Sen. Lindsey Graham (R., S. C.) said Wednesday that President Donald Trump called to salute him for his tribute on the Senate floor to John…
Sen. Lindsey Graham (R., S. C.) said Wednesday that President Donald Trump called to salute him for his tribute on the Senate floor to John McCain following the death of his longtime friend.
Trump and McCain had an infamously frosty relationship in life, and Trump took criticism for an initially ambivalent reaction to the senator’s death. After public and private pressure, Trump issued a statement Monday offering his “respect” for McCain’s service to the country.
Graham revealed in a CNN interview that Trump phoned him after he made an emotional speech on the Senate floor Tuesday urging Americans to “be more like John McCain.”
“When he [Trump] says something bad about John, it pisses me off,” Graham said on CNN. “He called yesterday after my speech, and he couldn’t have been nicer. He said, ‘That was very sad. I just want to let you know that you did right by your friend.’ I said, ‘Thank you, Mr. President.'”
Critics have attacked Graham for his close relationship with Trump, but Graham said he disagrees with those who say the only way to honor McCain is to fight the president.

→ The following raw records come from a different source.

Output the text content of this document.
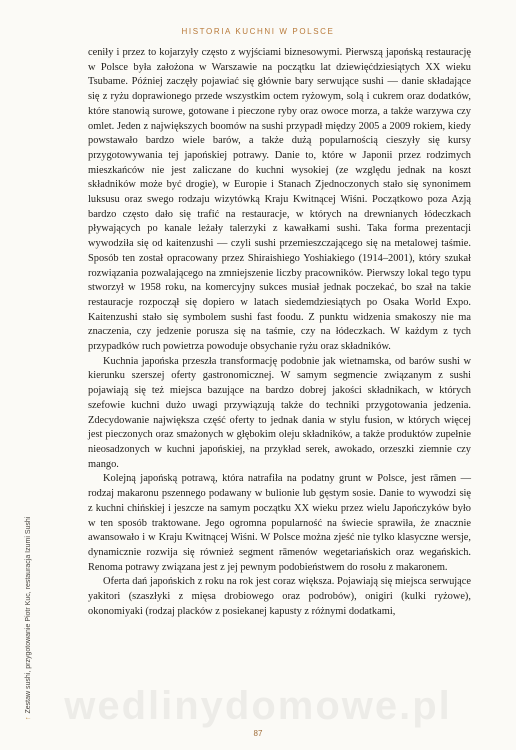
HISTORIA KUCHNI W POLSCE

ceniły i przez to kojarzyły często z wyjściami biznesowymi. Pierwszą japońską restaurację w Polsce była założona w Warszawie na początku lat dziewięćdziesiątych XX wieku Tsubame. Później zaczęły pojawiać się głównie bary serwujące sushi — danie składające się z ryżu doprawionego przede wszystkim octem ryżowym, solą i cukrem oraz dodatków, które stanowią surowe, gotowane i pieczone ryby oraz owoce morza, a także warzywa czy omlet. Jeden z największych boomów na sushi przypadł między 2005 a 2009 rokiem, kiedy powstawało bardzo wiele barów, a także dużą popularnością cieszyły się kursy przygotowywania tej japońskiej potrawy. Danie to, które w Japonii przez rodzimych mieszkańców nie jest zaliczane do kuchni wysokiej (ze względu jednak na koszt składników może być drogie), w Europie i Stanach Zjednoczonych stało się synonimem luksusu oraz swego rodzaju wizytówką Kraju Kwitnącej Wiśni. Początkowo poza Azją bardzo często dało się trafić na restauracje, w których na drewnianych łódeczkach pływających po kanale leżały talerzyki z kawałkami sushi. Taka forma prezentacji wywodziła się od kaitenzushi — czyli sushi przemieszczającego się na metalowej taśmie. Sposób ten został opracowany przez Shiraishiego Yoshiakiego (1914–2001), który szukał rozwiązania pozwalającego na zmniejszenie liczby pracowników. Pierwszy lokal tego typu stworzył w 1958 roku, na komercyjny sukces musiał jednak poczekać, bo szał na takie restauracje rozpoczął się dopiero w latach siedemdziesiątych po Osaka World Expo. Kaitenzushi stało się symbolem sushi fast foodu. Z punktu widzenia smakoszy nie ma znaczenia, czy jedzenie porusza się na taśmie, czy na łódeczkach. W każdym z tych przypadków ruch powietrza powoduje obsychanie ryżu oraz składników.

Kuchnia japońska przeszła transformację podobnie jak wietnamska, od barów sushi w kierunku szerszej oferty gastronomicznej. W samym segmencie związanym z sushi pojawiają się też miejsca bazujące na bardzo dobrej jakości składnikach, w których szefowie kuchni dużo uwagi przywiązują także do techniki przygotowania jedzenia. Zdecydowanie największa część oferty to jednak dania w stylu fusion, w których więcej jest pieczonych oraz smażonych w głębokim oleju składników, a także produktów zupełnie nieosadzonych w kuchni japońskiej, na przykład serek, awokado, orzeszki ziemnie czy mango.

Kolejną japońską potrawą, która natrafiła na podatny grunt w Polsce, jest rāmen — rodzaj makaronu pszennego podawany w bulionie lub gęstym sosie. Danie to wywodzi się z kuchni chińskiej i jeszcze na samym początku XX wieku przez wielu Japończyków było w ten sposób traktowane. Jego ogromna popularność na świecie sprawiła, że znacznie awansowało i w Kraju Kwitnącej Wiśni. W Polsce można zjeść nie tylko klasyczne wersje, dynamicznie rozwija się również segment rāmenów wegetariańskich oraz wegańskich. Renoma potrawy związana jest z jej pewnym podobieństwem do rosołu z makaronem.

Oferta dań japońskich z roku na rok jest coraz większa. Pojawiają się miejsca serwujące yakitori (szaszłyki z mięsa drobiowego oraz podrobów), onigiri (kulki ryżowe), okonomiyaki (rodzaj placków z posiekanej kapusty z różnymi dodatkami,

↑Zestaw sushi, przygotowanie Piotr Kuc, restauracja Izumi Sushi wedlinydomowe.pl
87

“I’m going to do what I think is best for the country, using what John taught me about the country,” he said.
Graham said he wants to function as a “bridge” between the Bush and McCain worlds and the Trump world.
“It’s pretty simple if you knew anything about me. I want to be relevant,” he said. “I want to make sure that this president… is successful… If that makes somebody mad, I’ll just live with that.”

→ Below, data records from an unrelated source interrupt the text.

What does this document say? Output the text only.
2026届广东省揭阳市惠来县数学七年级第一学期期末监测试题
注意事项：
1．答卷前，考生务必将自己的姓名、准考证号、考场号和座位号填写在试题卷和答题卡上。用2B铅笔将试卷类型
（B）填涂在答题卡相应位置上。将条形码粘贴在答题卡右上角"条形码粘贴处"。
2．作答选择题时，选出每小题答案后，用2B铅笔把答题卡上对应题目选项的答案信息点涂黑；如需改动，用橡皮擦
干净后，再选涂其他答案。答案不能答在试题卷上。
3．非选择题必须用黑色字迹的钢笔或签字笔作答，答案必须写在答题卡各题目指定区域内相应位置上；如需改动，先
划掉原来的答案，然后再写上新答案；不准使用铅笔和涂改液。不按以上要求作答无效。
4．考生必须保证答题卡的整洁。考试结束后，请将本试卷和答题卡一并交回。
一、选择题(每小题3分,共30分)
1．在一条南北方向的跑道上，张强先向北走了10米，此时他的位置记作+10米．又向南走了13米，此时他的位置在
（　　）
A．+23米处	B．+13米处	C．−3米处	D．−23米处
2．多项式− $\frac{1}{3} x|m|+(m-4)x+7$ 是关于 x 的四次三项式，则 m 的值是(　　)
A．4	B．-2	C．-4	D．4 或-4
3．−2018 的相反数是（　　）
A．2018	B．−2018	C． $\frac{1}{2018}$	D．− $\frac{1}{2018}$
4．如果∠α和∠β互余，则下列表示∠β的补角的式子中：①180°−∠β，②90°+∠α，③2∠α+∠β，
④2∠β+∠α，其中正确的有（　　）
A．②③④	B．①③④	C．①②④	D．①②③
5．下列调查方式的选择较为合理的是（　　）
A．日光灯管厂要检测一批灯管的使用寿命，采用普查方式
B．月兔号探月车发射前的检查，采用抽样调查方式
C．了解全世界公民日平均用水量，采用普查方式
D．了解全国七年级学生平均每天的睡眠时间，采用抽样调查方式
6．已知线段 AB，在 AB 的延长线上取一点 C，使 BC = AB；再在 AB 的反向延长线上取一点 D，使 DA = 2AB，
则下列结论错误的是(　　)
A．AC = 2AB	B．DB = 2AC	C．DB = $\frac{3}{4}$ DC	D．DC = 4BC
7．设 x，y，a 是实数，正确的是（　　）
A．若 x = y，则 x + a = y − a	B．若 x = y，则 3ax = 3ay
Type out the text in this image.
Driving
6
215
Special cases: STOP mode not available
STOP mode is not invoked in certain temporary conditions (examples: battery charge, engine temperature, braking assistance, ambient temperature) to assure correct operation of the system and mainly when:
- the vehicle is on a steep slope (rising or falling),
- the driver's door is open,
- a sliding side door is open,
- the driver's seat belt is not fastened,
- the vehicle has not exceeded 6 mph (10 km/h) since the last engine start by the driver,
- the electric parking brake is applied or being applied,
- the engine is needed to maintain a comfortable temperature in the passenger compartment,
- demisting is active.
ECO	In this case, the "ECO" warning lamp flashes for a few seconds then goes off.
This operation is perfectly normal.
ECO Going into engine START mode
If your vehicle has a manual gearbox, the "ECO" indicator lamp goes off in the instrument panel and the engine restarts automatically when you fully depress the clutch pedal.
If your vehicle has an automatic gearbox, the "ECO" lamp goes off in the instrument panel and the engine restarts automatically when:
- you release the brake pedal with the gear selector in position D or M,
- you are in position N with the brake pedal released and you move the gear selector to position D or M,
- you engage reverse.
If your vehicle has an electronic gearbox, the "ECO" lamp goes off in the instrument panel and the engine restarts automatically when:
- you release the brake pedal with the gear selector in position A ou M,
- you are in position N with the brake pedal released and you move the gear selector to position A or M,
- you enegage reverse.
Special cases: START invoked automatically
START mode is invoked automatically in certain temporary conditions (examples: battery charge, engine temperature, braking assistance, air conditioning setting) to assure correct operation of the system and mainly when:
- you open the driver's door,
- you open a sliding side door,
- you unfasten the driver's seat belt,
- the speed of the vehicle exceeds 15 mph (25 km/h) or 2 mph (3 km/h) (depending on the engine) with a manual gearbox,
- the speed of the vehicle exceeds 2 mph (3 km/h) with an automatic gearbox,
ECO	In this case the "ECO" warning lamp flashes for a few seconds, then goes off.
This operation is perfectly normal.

Graham said he regretted the dislike between McCain and Trump, but added “Country First,” which was McCain’s 2008 presidential slogan, means it is his job to help the White House where he can.
Graham has had an up-and-down relationship with Trump since both men sought the 2016 Republican nomination. The senator said Trump would be a “disaster” if nominated, but since Trump won the election, Graham has been a frequent golf partner of the president and sought to influence him on foreign policy.